A LITTLE SOMETHING EXTRA…
Just to show I am not completely fixated on Space Marines, here is a little tip for all you Ork Mekaniks.
The older metal Deff Dread and Killa kans are quite heavy models but once you have the main bodies put together and the legs pinned in place they are quite sturdy…the same cannot be said for the close combat arms which can break quite easily unless pinned.
1.) Start by carefully drilling through the close combat arm buzzsaw or klaw. Once that is done tack it in place on the arm itself with a small blob of superglue then drill through the hole you already made into the arm and out the other side. Use the dry fit process for your rod then glue it in place and snip it off. You can actually get away with quite a lot on Ork models because they already look so ramshackle that a bit of wire poking up does not look out of place when painted.

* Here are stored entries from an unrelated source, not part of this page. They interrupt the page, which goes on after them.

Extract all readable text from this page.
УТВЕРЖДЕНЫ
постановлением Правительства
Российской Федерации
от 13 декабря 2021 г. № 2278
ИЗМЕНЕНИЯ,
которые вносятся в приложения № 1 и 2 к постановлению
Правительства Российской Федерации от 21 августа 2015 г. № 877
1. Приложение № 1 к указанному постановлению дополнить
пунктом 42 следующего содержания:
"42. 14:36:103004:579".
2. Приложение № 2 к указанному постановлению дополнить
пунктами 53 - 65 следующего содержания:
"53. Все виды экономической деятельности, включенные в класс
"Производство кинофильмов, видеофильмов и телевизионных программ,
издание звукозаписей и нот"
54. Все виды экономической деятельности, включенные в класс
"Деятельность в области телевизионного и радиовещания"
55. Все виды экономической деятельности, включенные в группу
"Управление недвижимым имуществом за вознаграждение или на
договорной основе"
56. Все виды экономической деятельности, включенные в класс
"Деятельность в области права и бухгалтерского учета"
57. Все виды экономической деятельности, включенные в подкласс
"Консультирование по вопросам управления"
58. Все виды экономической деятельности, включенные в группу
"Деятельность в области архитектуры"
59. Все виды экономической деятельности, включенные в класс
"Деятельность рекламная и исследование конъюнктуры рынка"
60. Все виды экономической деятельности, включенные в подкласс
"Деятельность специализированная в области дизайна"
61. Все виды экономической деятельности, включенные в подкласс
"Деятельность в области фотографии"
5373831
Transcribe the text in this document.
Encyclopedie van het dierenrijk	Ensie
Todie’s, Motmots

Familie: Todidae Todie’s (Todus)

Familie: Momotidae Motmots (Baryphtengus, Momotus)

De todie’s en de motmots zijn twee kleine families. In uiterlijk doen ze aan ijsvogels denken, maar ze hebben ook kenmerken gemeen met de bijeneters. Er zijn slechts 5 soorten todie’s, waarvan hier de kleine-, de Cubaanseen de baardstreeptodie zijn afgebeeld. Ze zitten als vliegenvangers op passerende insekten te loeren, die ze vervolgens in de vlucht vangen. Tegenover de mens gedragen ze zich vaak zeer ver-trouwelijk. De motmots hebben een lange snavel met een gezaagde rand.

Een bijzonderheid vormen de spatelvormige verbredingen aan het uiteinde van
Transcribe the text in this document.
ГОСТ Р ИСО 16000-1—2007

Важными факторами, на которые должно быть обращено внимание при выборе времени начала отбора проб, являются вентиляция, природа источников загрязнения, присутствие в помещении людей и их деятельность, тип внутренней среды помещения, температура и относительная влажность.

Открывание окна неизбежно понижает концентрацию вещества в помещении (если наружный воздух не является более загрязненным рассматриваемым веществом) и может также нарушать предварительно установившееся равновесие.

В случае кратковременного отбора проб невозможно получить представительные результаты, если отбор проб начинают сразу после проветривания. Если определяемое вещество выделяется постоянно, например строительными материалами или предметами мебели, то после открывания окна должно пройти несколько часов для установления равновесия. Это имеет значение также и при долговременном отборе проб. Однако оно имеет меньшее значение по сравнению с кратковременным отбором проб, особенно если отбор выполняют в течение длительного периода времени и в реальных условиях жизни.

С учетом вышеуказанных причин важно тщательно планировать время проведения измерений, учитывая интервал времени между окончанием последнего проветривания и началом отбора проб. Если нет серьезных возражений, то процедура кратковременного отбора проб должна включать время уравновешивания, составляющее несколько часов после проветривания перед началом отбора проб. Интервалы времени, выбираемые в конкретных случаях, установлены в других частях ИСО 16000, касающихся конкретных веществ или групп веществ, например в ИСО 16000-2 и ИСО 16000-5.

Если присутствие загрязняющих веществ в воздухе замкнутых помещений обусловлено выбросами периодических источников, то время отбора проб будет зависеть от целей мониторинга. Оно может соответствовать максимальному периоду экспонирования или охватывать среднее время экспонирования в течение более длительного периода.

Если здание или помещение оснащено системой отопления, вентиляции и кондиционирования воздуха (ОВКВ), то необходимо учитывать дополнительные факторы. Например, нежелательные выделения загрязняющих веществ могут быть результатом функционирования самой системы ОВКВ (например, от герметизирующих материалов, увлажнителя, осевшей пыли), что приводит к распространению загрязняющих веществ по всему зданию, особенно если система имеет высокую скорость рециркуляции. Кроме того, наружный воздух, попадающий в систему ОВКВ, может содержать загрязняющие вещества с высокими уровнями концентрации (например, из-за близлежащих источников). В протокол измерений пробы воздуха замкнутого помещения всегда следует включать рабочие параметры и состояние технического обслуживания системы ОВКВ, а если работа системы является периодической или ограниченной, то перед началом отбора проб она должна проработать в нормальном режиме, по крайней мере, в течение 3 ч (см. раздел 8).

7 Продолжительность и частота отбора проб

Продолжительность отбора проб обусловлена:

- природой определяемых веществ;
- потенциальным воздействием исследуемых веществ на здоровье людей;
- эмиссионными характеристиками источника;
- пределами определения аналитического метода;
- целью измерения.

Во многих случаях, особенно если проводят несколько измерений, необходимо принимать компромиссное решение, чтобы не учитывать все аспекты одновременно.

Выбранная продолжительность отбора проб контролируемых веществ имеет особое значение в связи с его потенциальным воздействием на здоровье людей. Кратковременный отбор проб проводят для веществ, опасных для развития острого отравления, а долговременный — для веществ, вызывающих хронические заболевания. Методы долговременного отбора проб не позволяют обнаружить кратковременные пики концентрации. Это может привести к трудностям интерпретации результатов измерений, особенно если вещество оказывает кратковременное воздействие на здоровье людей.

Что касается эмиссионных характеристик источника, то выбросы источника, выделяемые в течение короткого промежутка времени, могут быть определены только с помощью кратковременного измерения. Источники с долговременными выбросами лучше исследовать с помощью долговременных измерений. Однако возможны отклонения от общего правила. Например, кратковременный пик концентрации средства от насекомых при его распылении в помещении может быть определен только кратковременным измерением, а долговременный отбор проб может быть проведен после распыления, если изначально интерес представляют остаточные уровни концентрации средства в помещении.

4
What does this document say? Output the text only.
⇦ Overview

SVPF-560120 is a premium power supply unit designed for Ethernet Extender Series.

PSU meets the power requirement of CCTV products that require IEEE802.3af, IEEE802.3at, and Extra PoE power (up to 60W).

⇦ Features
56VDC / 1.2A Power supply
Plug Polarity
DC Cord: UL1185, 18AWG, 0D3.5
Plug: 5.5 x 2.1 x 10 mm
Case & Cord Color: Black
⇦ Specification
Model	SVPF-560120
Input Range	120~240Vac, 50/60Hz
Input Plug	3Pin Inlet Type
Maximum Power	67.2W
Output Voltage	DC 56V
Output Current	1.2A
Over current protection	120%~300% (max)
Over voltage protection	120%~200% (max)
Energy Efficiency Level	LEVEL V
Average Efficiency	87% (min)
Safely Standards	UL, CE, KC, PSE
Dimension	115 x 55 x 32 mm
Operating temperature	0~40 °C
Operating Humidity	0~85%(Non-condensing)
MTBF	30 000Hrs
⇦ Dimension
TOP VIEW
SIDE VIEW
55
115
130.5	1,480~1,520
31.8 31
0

2.) Next, file the arm joint on the Kan/Dread (I happen to be using a Kan) body flat then find a thick point on the rim and carefully drill a hole and fit a pin…glue it in place at this point.
3.) As with the first example I gave you, offer up the close combat arm and ‘mark’ it so you have a point to drill. You may notice on the photo I already have a hole on the arm…that’s because after I drilled it I was unhappy with the angle of the arm in place…
4.) …so I had another couple of goes (hey, I never said I was perfect )
5.) After a bit of trial and error I decided to keep the original pose after all. Kuh!!!
That’s all for this tutorial, thank you all for reading, I hope it was informative…now go pin something!